Ripple pushes XRPL toward institution-ready lending for tokenized assets
Ripple is advancing a draft lending framework for XRPL that would let institutions borrow against onchain assets while keeping underwriting and compliance decisions offchain. The proposal matters because RWA markets need credit rails that fit regulated balance sheets, not just token issuance and secondary trading.

Ripple is trying to extend XRPL beyond issuance and payments into a more difficult part of financial infrastructure: credit. A new draft lending framework tied to the network would let institutions borrow against assets they already hold onchain, with the ledger handling the operational side of the loan after terms are agreed. That is a meaningful shift for RWA markets. Tokenization has made it easier to represent funds, deposits and other financial claims onchain, but institutional adoption still depends on whether those assets can support familiar financing workflows such as short-term liquidity, treasury management and secured borrowing.

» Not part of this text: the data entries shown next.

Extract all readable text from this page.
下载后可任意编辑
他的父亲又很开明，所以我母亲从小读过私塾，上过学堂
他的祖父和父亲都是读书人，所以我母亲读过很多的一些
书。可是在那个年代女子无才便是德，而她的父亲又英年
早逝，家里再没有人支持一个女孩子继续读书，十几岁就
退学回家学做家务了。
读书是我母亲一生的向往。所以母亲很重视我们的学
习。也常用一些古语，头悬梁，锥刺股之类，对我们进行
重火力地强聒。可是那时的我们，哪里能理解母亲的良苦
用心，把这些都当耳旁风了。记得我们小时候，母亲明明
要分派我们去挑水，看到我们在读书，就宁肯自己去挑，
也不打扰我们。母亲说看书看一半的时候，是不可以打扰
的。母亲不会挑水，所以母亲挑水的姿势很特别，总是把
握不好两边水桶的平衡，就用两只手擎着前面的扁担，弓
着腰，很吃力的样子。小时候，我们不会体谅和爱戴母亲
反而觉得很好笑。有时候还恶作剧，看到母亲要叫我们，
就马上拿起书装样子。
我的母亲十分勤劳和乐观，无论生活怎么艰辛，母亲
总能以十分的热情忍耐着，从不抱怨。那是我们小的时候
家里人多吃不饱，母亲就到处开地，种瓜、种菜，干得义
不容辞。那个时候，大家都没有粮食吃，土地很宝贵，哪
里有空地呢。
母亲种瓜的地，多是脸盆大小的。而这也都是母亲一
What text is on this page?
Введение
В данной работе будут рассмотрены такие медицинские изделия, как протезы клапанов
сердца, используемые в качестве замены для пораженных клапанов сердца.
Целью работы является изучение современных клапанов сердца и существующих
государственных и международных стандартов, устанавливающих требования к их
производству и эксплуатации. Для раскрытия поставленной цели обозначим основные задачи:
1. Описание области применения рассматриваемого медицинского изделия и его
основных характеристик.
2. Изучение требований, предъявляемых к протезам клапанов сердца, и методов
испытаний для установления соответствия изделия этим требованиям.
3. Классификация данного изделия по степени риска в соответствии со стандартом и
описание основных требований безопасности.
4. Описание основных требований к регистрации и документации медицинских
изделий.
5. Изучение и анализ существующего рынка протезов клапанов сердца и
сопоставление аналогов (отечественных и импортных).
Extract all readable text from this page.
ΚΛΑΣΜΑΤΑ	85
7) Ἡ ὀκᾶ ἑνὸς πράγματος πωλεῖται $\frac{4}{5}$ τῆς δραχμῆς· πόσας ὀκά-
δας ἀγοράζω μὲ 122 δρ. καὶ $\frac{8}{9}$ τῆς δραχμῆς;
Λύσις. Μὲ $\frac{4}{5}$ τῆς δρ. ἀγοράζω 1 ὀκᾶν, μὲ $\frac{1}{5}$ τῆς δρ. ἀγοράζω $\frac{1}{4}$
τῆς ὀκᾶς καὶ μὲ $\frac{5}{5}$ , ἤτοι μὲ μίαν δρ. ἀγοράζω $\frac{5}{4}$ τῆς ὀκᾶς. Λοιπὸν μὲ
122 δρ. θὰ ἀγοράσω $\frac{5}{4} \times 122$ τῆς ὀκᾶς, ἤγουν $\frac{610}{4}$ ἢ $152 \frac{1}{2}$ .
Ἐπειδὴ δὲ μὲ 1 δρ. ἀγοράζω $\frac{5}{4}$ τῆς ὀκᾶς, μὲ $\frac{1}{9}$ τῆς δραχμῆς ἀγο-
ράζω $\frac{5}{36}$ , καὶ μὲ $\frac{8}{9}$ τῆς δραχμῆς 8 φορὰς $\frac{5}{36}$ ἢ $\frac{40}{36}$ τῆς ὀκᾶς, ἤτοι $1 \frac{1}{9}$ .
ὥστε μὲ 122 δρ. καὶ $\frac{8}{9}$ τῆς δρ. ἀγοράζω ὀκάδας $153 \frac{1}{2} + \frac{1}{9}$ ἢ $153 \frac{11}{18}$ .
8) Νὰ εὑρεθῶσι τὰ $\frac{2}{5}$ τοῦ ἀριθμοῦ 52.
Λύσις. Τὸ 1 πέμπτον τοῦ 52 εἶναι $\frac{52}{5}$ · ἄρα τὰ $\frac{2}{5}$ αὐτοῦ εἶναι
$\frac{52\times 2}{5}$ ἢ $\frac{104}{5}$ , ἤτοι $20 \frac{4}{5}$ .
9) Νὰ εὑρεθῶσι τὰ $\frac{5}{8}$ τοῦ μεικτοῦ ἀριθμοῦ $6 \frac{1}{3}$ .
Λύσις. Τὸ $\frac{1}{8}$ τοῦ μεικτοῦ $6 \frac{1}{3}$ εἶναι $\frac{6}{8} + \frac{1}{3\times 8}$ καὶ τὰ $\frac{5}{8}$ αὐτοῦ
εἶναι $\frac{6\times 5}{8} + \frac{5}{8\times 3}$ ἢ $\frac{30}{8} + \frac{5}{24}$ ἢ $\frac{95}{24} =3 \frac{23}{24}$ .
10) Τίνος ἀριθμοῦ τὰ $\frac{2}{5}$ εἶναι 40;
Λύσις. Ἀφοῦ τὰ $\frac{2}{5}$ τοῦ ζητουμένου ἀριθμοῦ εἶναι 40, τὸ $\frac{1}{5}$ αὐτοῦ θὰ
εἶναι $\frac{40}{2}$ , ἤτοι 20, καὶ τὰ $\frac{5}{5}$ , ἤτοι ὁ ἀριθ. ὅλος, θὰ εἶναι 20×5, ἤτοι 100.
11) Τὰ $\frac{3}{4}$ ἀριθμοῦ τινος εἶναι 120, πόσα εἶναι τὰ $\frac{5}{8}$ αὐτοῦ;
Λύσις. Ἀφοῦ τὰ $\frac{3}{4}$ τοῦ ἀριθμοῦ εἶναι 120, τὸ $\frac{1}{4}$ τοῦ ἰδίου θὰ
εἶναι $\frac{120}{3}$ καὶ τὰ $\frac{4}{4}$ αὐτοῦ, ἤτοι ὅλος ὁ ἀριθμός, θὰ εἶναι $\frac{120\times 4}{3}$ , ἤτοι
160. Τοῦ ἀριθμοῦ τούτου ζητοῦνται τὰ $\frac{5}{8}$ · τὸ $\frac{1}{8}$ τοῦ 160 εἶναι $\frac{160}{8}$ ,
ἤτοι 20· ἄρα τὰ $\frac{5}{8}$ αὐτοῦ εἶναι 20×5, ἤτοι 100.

The proposed design deliberately splits the process in two. According to the lending protocol draft, the ledger would manage pooled funds, interest accrual, repayment logic and default processing once a loan has been originated. Credit assessment, borrower screening and legal structuring would stay with lenders offchain. That architecture is notable because it avoids pretending that smart contracts can replace regulated underwriting teams. Instead, it treats blockchain as an execution and record-keeping layer that can make loan administration more consistent while leaving jurisdiction-specific judgment where institutions already expect it to sit.
The technical proposal, published as XLS-66 in the XRPL standards repository, describes an XRP Ledger-native protocol for fixed-term lending using pooled funds. The draft also makes clear that the current model is not built around automated onchain liquidation in the style of crypto-native overcollateralized lending. Rather, it focuses on simpler credit primitives and explicitly references offchain risk management, with a first-loss capital structure designed to absorb some losses if a borrower defaults. For institutional users, that distinction matters. The target is not an anonymous borrower posting volatile crypto collateral, but a framework that can support pre-approved counterparties and negotiated credit terms.
A second draft proposal, XLS-65, supplies the vault layer that the lending design depends on. That specification introduces a single-asset vault that aggregates deposits and represents ownership through tokenized shares. In practice, that gives XRPL a native container for pooled liquidity that other protocols can draw on. The vault draft also sketches out a more institutional control model than most retail DeFi systems. It contemplates private shares governed through permissioned domains and onchain credentials, alongside issuer controls such as freeze and clawback for eligible assets. Those features are not what make lending attractive on their own, but they help explain why Ripple is framing the effort around institutions rather than open, permissionless credit markets.
That institutional framing also clarifies where this could fit inside the broader RWA stack. If a tokenized money-market fund, deposit token or other onchain financial asset can be recognized by a lender, then the asset becomes more useful than a static digital wrapper. It can become part of working capital management. A payments firm awaiting settlement, a treasury desk managing intraday liquidity or a fund operator trying to avoid unnecessary asset sales could all benefit from a system where the administrative mechanics of borrowing are standardized onchain even if the underwriting remains bespoke. In that sense, the proposal is less about copying DeFi and more about reducing operational friction around tokenized balance-sheet assets.
It is also important to separate proposal from production. The lending framework and the vault model are both still draft amendments, not live XRPL features. The source reporting indicated the capabilities are currently available for testing on a development network and still require validator approval before mainnet activation. The public standards repository reinforces that point: XLS-66 is marked draft, depends on other amendments including the vault standard, and points to an implementation pull request rather than a finalized release. That means the headline is about direction of travel, not immediate network usage or confirmed borrower activity.
For RWA markets, however, direction matters. One of the clearest bottlenecks in tokenization today is that many assets can be issued onchain, but far fewer can plug into the financing, liquidity and collateral workflows that make traditional capital markets efficient. If networks like XRPL can supply institution-compatible credit primitives, tokenized assets become more operationally useful and potentially more attractive to treasurers, asset managers and payment firms. It would also sharpen competition among blockchain stacks that want to host real financial activity, because the winning platforms may be the ones that combine settlement, compliance controls and financing tools in one environment.
The next milestones are therefore straightforward to watch: whether the dependent amendments advance, whether validators support activation, and what types of institutions actually test the model with real tokenized assets once the framework is mature. Ripple is effectively arguing that RWA infrastructure should not stop at issuance and transfer. It should also support credit. If that view gains traction, XRPL's lending proposals could become an early example of how tokenized assets move from being digitally represented holdings to instruments that can be financed, managed and reused inside institutional workflows.